Martin Luther (1483–1546) lahir di Eisleben, Jerman. Ia lahir dari keluarga pekerja tambang. Orang tuanya bercita-cita agar ia menjadi pengacara. Tetapi peristiwa badai petir yang nyaris merenggut nyawanya membuat Luther berjanji masuk biara. Ia bergabung dengan Ordo Augustinian dan menjadi pastor. Lalu ia mengajar teologi di Universitas Wittenberg.
Pada masa itu, Gereja Katolik Roma memiliki pengaruh luar biasa. Namun di balik itu, praktik korupsi juga merebak luas. Salah satu praktik yang membuat Luther geram adalah penjualan indulgensi. Yakni surat pengampunan dosa. Surat ini dijual untuk membiayai pembangunan Basilika Santo Petrus di Roma. Luther melihat praktik ini sebagai pelecehan terhadap iman. Menurutnya, keselamatan, hanya bisa diperoleh melalui iman kepada Kristus. Bukan dengan membayar uang.
Pada 31 Oktober 1517, Luther menempelkan 95 Tesis di pintu gereja Wittenberg. Ini memicu perdebatan besar. Tesis-tesis ini mengkritik penjualan indulgensi dan menuntut reformasi gereja. Dalam pandangannya, Alkitab adalah satu-satunya otoritas tertinggi sola scriptura. Dan setiap orang berhak membaca dan menafsirkannya sendiri, tanpa perantara eksklusif dari hierarki gereja.

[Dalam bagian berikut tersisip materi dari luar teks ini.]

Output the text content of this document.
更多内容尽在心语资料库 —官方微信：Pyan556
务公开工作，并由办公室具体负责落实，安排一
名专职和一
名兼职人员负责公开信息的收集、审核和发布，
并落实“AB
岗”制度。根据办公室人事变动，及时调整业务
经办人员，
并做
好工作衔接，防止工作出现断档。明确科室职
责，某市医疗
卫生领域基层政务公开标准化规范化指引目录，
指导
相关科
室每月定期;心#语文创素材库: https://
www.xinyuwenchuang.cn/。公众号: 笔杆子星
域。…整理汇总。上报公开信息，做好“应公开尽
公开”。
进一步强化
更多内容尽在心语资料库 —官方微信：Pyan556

Gagasannya menyebar cepat berkat mesin cetak, Ini membuatnya terkenal sekaligus menjadi musuh bagi otoritas gereja. Paus Leo X memerintahkan Luther menarik ajarannya. Pada 1521, ia dihadapkan di Diet of Worms, sebuah sidang kekaisaran di kota Worms, Jerman, yang diadakan oleh Kaisar Romawi Suci Charles V.
Dalam sidang ini, Luther diminta untuk mencabut pernyataannya dan menarik ajarannya yang dianggap menentang Gereja. Namun ia menolak. Jawabannya kemudian menjadi legendaris:
“Di sini aku berdiri. Aku tidak dapat berbuat lain. Tuhan menolongku.”
Penolakannya membuat Luther dikucilkan oleh gereja dan dinyatakan sebagai buronan. Namun beberapa pangeran Jerman melindunginya dari ancaman penangkapan.
Selama masa persembunyiannya, Luther menerjemahkan Perjanjian Baru ke dalam bahasa Jerman, sehingga rakyat biasa bisa membacanya langsung. Terjemahan ini tidak hanya mempengaruhi perkembangan iman, tetapi juga membentuk bahasa Jerman modern. Reformasi yang dipicunya melahirkan gereja-gereja Protestan, mengubah peta politik, sosial, dan agama Eropa selamanya.
Bagi Luther, iman bukan sekadar kepercayaan. Iman adalah hubungan pribadi dengan Tuhan. Gereja adalah persekutuan orang beriman, bukan institusi yang memonopoli keselamatan. Pemikirannya juga membuka jalan bagi kebebasan beragama, meski pada masanya konflik agama sering berujung peperangan.
Refleksi
Bagi kita di Indonesia hari ini, kisah Luther mengajarkan keberanian moral untuk menentang sistem yang korup. Meski itu berarti melawan arus besar. Reformasi sejati memerlukan integritas, keberanian, dan kesediaan mengambil risiko demi kebenaran.
Seperti Luther, kita pun dihadapkan pada pilihan: diam demi kenyamanan, atau bersuara demi perbaikan. Dalam politik, pendidikan, dan agama, suara yang jujur mungkin mengguncang, tetapi bisa menjadi awal dari perubahan besar.
Martin Luther wafat di kota kelahirannya pada 1546. Tetapi jejaknya tetap hidup. Ia meninggalkan warisan keberanian yang melampaui sekat agama. Warisanya adalah bahwa satu suara yang teguh dapat mengubah dunia.
Referensi
- Bainton, Roland H. (1950). Here I Stand: A Life of Martin Luther. Nashville: Abingdon Press.
- Hendrix, Scott H. (2015). Martin Luther: Visionary Reformer. New Haven: Yale University Press.
- Eagleton, Terry. (2009). Reason, Faith, and Revolution: Reflections on the God Debate. Yale University Press.